I believe that there are two fundamental values at work in what you want to do: 1) protect those who are in a position of vulnerability and of less power, and 2) embrace in the community of the Body of Christ all those whose transgressions are forgiven and whose sins are covered.
Concerning the first value – the safety of all members of the Body of Christ, especially those who are more vulnerable and dependent (such as our children) is critical. Our churches should always be safe spaces.
To that end, I recommend that you and your congregation (and, of course, others who read this column) consult the Church Law and Tax Report, at www.church lawtodaystore.com. Consult both the “risk management” and “safety” sections for resources that could directly help. This service focuses on how congregations can become more aware of their risk-management responsibilities and implement policies that promote creation of safer spaces for people.

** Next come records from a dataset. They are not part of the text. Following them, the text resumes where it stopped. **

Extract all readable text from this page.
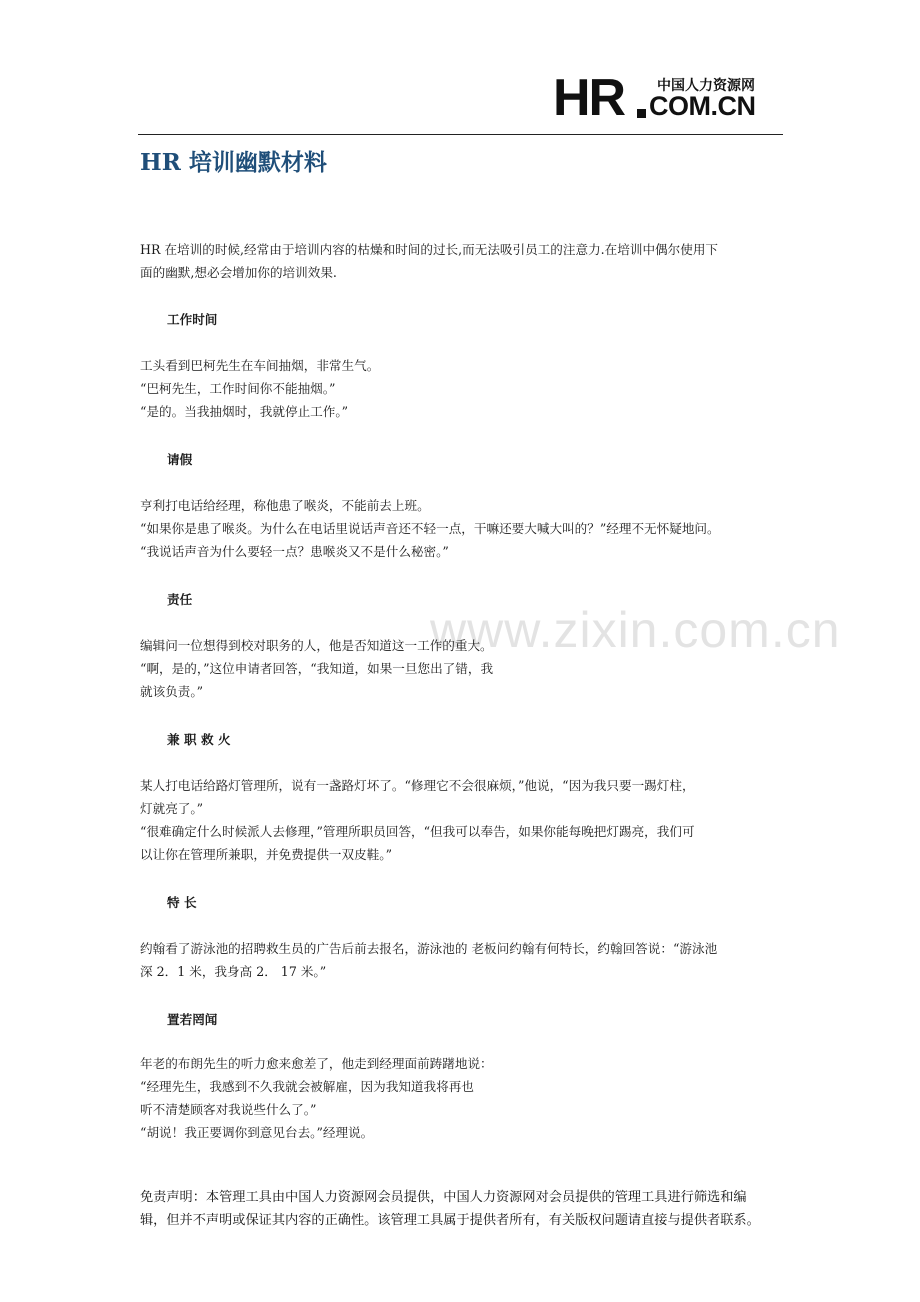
HR 中国人力资源网
COM.CN
HR 培训幽默材料
www.zixin.com.cn

HR 在培训的时候,经常由于培训内容的枯燥和时间的过长,而无法吸引员工的注意力.在培训中偶尔使用下
面的幽默,想必会增加你的培训效果.

工作时间

工头看到巴柯先生在车间抽烟，非常生气。
“巴柯先生，工作时间你不能抽烟。”
“是的。当我抽烟时，我就停止工作。”

请假

亨利打电话给经理，称他患了喉炎，不能前去上班。
“如果你是患了喉炎。为什么在电话里说话声音还不轻一点，干嘛还要大喊大叫的？”经理不无怀疑地问。
“我说话声音为什么要轻一点？患喉炎又不是什么秘密。”

责任

编辑问一位想得到校对职务的人，他是否知道这一工作的重大。
“啊，是的，”这位申请者回答，“我知道，如果一旦您出了错，我
就该负责。”

兼 职 救 火

某人打电话给路灯管理所，说有一盏路灯坏了。“修理它不会很麻烦，”他说，“因为我只要一踢灯柱，
灯就亮了。”
“很难确定什么时候派人去修理，”管理所职员回答，“但我可以奉告，如果你能每晚把灯踢亮，我们可
以让你在管理所兼职，并免费提供一双皮鞋。”

特 长

约翰看了游泳池的招聘救生员的广告后前去报名，游泳池的 老板问约翰有何特长，约翰回答说：“游泳池
深 2．1 米，我身高 2． 17 米。”

置若罔闻

年老的布朗先生的听力愈来愈差了，他走到经理面前踌躇地说：
“经理先生，我感到不久我就会被解雇，因为我知道我将再也
听不清楚顾客对我说些什么了。”
“胡说！我正要调你到意见台去。”经理说。

免责声明：本管理工具由中国人力资源网会员提供，中国人力资源网对会员提供的管理工具进行筛选和编
辑，但并不声明或保证其内容的正确性。该管理工具属于提供者所有，有关版权问题请直接与提供者联系。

This site also will raise some issues that may not have been fully resolved by congregations, especially risk-management issues such as employment contracts, worker screening, disaster planning, and security. Although these documents may not be free, the cost is very much worth it.
A major task for you and your congregation’s elders is to do your utmost to provide the necessary safe space. This will work to calm some of the anxiety of members. Protection of those more vulnerable and in positions of power, such as our children, is fundamental.
Now to the second value – Christ died for all people and His atonement covers all sin, even those sins (and the people who have committed them) that are very difficult for us to face. The sin of the individual you describe is forgiven by Christ and covered over by His redemptive work.
At times I am reluctant to behave in accord with the forgiveness offered by Christ and with others whose sins I abhor. But I am called to do that, and this then becomes my spiritual challenge – and likely the challenge of congregational members. The repentant individual you describe is a forgiven member of the Body of Christ – no different than I. This is your message to him and your pastoral care with him!